What is your research about and what do you hope to achieve?

My research aims to discover the mechanisms of Panobinostat-mediated differentiation in solid tumours. Impaired differentiation is a common feature of cancer. In contrast to chemotherapy or radiotherapy, the goal of differentiation therapy is to exhaust the malignant potential of tumour cells through the reactivation of developmental programs rather than cell death. Until now, we have shown that continuous, low-dose Panobinostat therapy induces terminal, multilineage differentiation in vivo in cancer cell model.

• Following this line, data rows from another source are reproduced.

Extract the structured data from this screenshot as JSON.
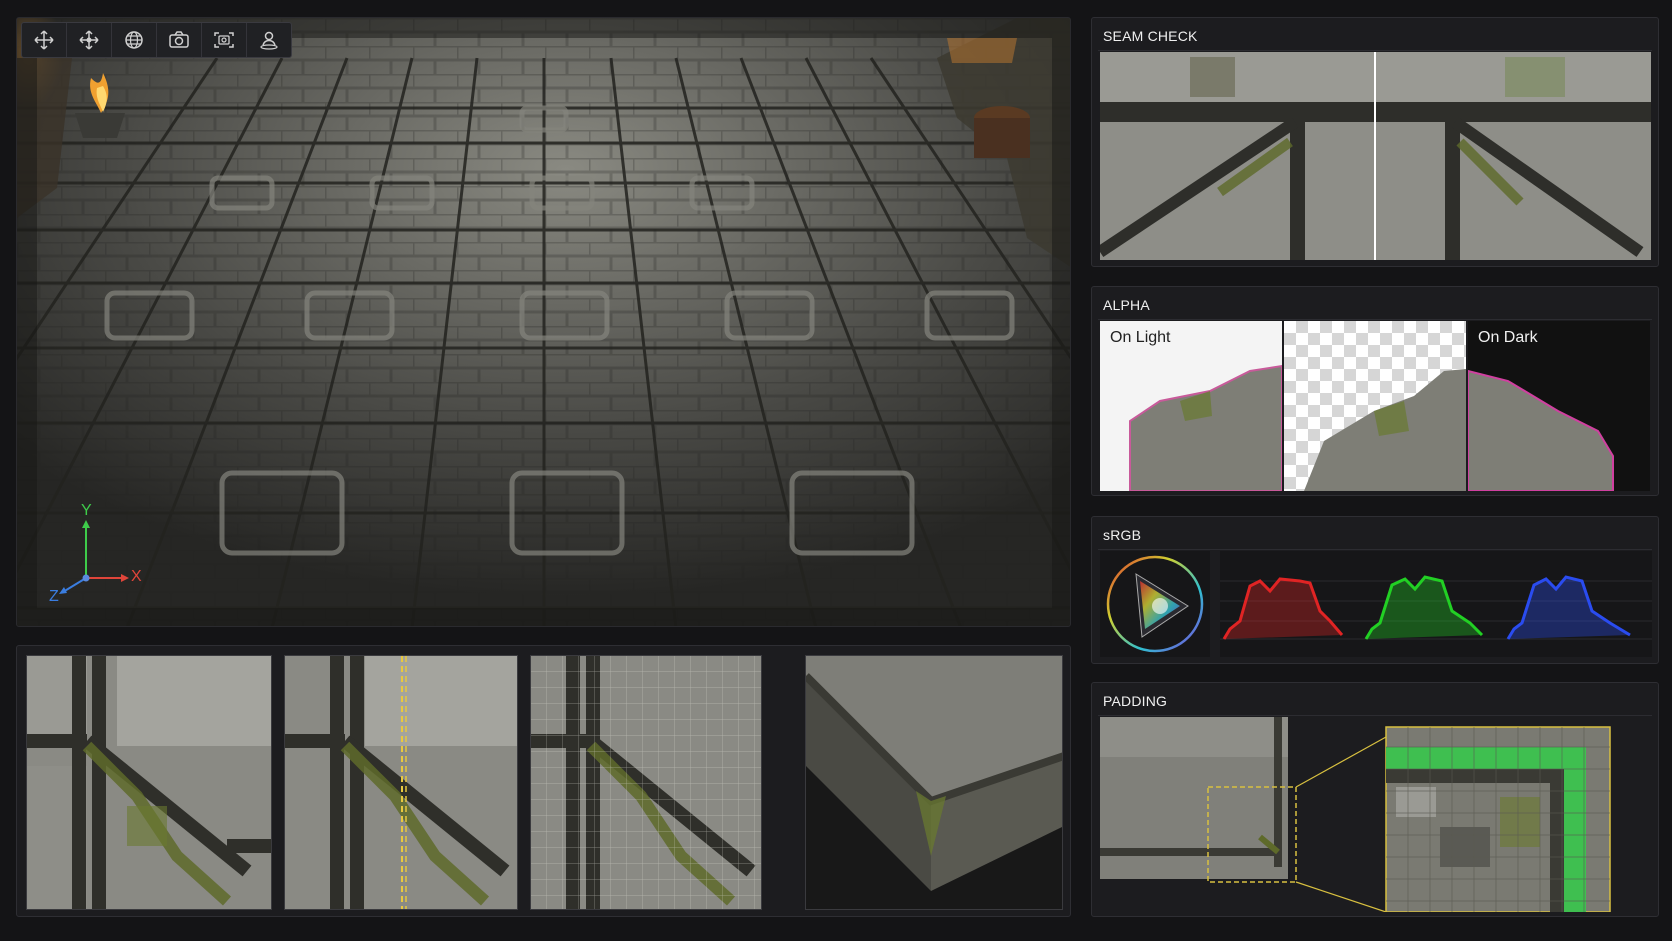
{
  "toolbar": {
    "tools": [
      {
        "name": "move-icon"
      },
      {
        "name": "pan-icon"
      },
      {
        "name": "globe-icon"
      },
      {
        "name": "camera-icon"
      },
      {
        "name": "frame-capture-icon"
      },
      {
        "name": "user-pin-icon"
      }
    ]
  },
  "viewport": {
    "axis": {
      "y": "Y",
      "x": "X",
      "z": "Z"
    },
    "axis_colors": {
      "y": "#3ecb4a",
      "x": "#e0453a",
      "z": "#3a7de0"
    }
  },
  "panels": {
    "seam_check": {
      "title": "SEAM CHECK"
    },
    "alpha": {
      "title": "ALPHA",
      "on_light": "On Light",
      "on_dark": "On Dark"
    },
    "srgb": {
      "title": "sRGB",
      "channel_colors": [
        "#e02424",
        "#22d024",
        "#2a4cf0"
      ]
    },
    "padding": {
      "title": "PADDING",
      "highlight_color": "#d8c040",
      "padding_color": "#3fbf50"
    }
  },
  "colors": {
    "background": "#141416",
    "panel": "#1c1c1f",
    "stone": "#6a6a64",
    "grout": "#2a2a26",
    "moss": "#5e6a2a",
    "seam_guide": "#e8c840"
  }
}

Furthermore, recently published work and the preliminary data show in the cancer model that loss of SWI/SNF function demonstrates dramatic responses to low-dose Panobinostat treatment. In my PhD research, I hope to make a significant contribution to revealing the therapeutic-mediated differentiation in solid tumours, as well as gain experience in a large range of advanced scientific techniques in the field of cancer research.

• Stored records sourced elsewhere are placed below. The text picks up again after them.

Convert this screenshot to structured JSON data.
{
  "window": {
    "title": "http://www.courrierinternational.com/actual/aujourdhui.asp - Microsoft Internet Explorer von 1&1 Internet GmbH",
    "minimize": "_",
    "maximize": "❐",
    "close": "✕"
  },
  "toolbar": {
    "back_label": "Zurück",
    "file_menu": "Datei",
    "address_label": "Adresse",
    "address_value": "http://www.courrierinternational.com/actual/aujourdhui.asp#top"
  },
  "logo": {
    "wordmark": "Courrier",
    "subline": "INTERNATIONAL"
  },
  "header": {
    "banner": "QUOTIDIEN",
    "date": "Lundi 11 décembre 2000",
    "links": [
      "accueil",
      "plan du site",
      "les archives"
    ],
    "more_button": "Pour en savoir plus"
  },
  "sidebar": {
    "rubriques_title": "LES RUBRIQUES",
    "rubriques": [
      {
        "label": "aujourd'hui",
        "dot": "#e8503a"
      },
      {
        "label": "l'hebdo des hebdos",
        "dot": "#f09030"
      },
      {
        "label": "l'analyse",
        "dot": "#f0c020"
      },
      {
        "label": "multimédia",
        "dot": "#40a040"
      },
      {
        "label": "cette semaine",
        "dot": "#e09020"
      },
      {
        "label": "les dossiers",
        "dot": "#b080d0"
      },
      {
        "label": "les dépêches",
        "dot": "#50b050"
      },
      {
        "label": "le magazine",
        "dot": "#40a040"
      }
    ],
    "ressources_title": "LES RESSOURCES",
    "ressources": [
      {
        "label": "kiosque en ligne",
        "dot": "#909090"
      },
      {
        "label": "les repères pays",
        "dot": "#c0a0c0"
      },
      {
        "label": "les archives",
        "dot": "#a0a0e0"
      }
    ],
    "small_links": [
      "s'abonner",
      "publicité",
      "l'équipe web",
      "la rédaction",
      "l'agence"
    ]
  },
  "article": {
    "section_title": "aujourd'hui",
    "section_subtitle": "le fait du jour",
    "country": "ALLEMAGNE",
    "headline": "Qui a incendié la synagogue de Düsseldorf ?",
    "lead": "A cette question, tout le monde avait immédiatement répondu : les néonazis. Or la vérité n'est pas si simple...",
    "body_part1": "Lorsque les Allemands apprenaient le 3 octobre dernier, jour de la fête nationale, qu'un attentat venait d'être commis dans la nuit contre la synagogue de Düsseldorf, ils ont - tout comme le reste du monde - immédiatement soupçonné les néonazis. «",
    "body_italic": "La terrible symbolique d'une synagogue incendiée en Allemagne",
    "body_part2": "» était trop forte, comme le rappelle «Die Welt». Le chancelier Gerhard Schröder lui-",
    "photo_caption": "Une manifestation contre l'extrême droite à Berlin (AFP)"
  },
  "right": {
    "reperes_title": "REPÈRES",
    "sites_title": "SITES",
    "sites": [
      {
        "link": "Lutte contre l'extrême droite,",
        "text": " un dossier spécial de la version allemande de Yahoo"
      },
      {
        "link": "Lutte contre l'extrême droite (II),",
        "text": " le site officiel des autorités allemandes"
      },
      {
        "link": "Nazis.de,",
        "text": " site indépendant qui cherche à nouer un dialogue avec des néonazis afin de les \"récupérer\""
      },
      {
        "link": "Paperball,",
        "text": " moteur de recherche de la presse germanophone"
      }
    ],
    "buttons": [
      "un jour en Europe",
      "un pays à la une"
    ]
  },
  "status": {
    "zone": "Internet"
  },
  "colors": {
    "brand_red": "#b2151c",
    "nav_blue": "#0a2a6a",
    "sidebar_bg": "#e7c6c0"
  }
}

What opportunities have you had at Hudson Institute?

I have been fortunate enough to join the Hudson Monash Paediatric Precision Medicine Program, a collaborative project funded by the Children’s Cancer Foundation. By collaborating and working with expert oncologists and researchers, I have been exposed to extensive information and advanced cancer research techniques, helping to train my creative thinking and working abilities and gain lab experience to help me accomplish my goals. I have also developed a network with brilliant minds for future collaboration in my career as a medical scientist. I also regularly present at the Centre for Cancer Research based meetings to get presentation experience and feedback from lab members and have also participated in the exciting annual 3 Three Minute Thesis competition. Lastly, I have also had the opportunity to be a secretary for the Hudson Institute Student Society. Collectively, these opportunities allowed me to train and develop my communication, social and critical thinking skills.

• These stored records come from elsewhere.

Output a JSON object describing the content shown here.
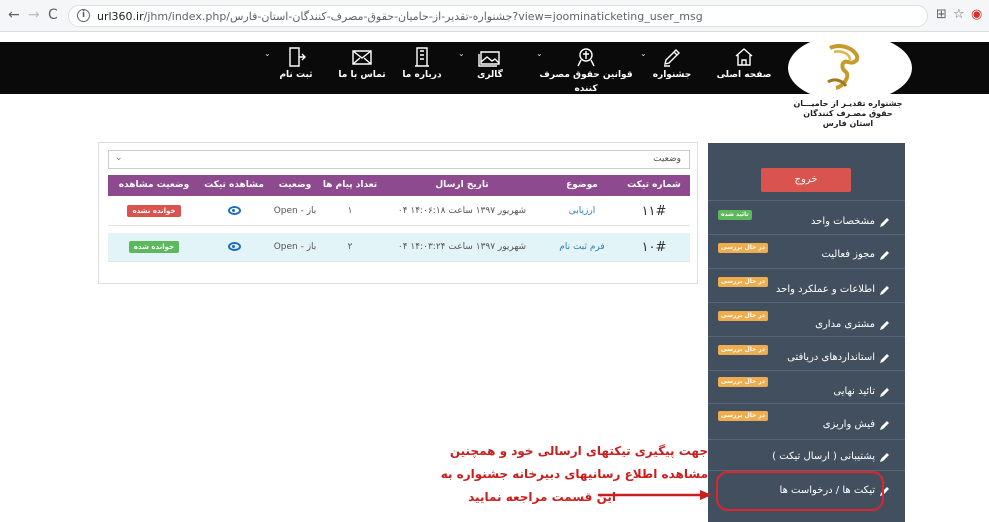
{
  "browser": {
    "url_host": "url360.ir",
    "url_path": "/jhm/index.php/جشنواره-تقدیر-از-حامیان-حقوق-مصرف-کنندگان-استان-فارس?view=joominaticketing_user_msg"
  },
  "menu": {
    "items": [
      {
        "label": "ثبت نام",
        "icon": "signup-icon"
      },
      {
        "label": "تماس با ما",
        "icon": "mail-icon"
      },
      {
        "label": "درباره ما",
        "icon": "building-icon"
      },
      {
        "label": "گالری",
        "icon": "gallery-icon"
      },
      {
        "label": "قوانین حقوق مصرف کننده",
        "icon": "law-icon"
      },
      {
        "label": "جشنواره",
        "icon": "festival-icon"
      },
      {
        "label": "صفحه اصلی",
        "icon": "home-icon"
      }
    ]
  },
  "logo": {
    "line1": "جشنواره تقدیـر از حامیـــان",
    "line2": "حقوق مصـرف کنندگان",
    "line3": "استان فارس"
  },
  "filter": {
    "status_label": "وضعیت"
  },
  "table": {
    "headers": [
      "شماره تیکت",
      "موضوع",
      "تاریخ ارسال",
      "تعداد پیام ها",
      "وضعیت",
      "مشاهده تیکت",
      "وضعیت مشاهده"
    ],
    "rows": [
      {
        "number": "۱۱#",
        "topic": "ارزیابی",
        "date": "۰۴ شهریور ۱۳۹۷ ساعت ۱۴:۰۶:۱۸",
        "count": "۱",
        "status": "Open - باز",
        "seen": "خوانده نشده",
        "seen_color": "#d9534f",
        "bg": "#ffffff"
      },
      {
        "number": "۱۰#",
        "topic": "فرم ثبت نام",
        "date": "۰۴ شهریور ۱۳۹۷ ساعت ۱۴:۰۳:۲۴",
        "count": "۲",
        "status": "Open - باز",
        "seen": "خوانده شده",
        "seen_color": "#5cb85c",
        "bg": "#e3f4f8"
      }
    ]
  },
  "sidebar": {
    "logout": "خروج",
    "items": [
      {
        "label": "مشخصات واحد",
        "badge": "تائید شده",
        "badge_color": "#5cb85c"
      },
      {
        "label": "مجوز فعالیت",
        "badge": "در حال بررسی",
        "badge_color": "#f0ad4e"
      },
      {
        "label": "اطلاعات و عملکرد واحد",
        "badge": "در حال بررسی",
        "badge_color": "#f0ad4e"
      },
      {
        "label": "مشتری مداری",
        "badge": "در حال بررسی",
        "badge_color": "#f0ad4e"
      },
      {
        "label": "استانداردهای دریافتی",
        "badge": "در حال بررسی",
        "badge_color": "#f0ad4e"
      },
      {
        "label": "تائید نهایی",
        "badge": "در حال بررسی",
        "badge_color": "#f0ad4e"
      },
      {
        "label": "فیش واریزی",
        "badge": "در حال بررسی",
        "badge_color": "#f0ad4e"
      },
      {
        "label": "پشتیبانی ( ارسال تیکت )",
        "badge": "",
        "badge_color": ""
      },
      {
        "label": "تیکت ها / درخواست ها",
        "badge": "",
        "badge_color": ""
      }
    ]
  },
  "annotation": {
    "line1": "جهت پیگیری تیکتهای ارسالی خود و همچنین",
    "line2": "مشاهده اطلاع رسانیهای دبیرخانه جشنواره به",
    "line3": "این قسمت مراجعه نمایید"
  }
}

How will your research help others?

Cancer is a huge burden for every nation in the world. In 2018, the global cancer burden was estimated to be at least 14.1 million new cases and 8.2 million cancer deaths. The drugs and technologies available in developed countries are often beyond the reach of many millions of people globally. Moreover, a subset of patients continues to have poor responses to conventional therapy despite significant advances in the treatment of cancer over the last five decades. Using cancer models with epigenetically driven tumorigenesis that is highly susceptible to differentiation, I hope to uncover a deeper understanding of the underlying mechanisms of Panobinostat-mediated differentiation in solid tumours and bring major advances to cancer research. Lastly, it is my ambition to help create a world where cancer is no longer a death sentence.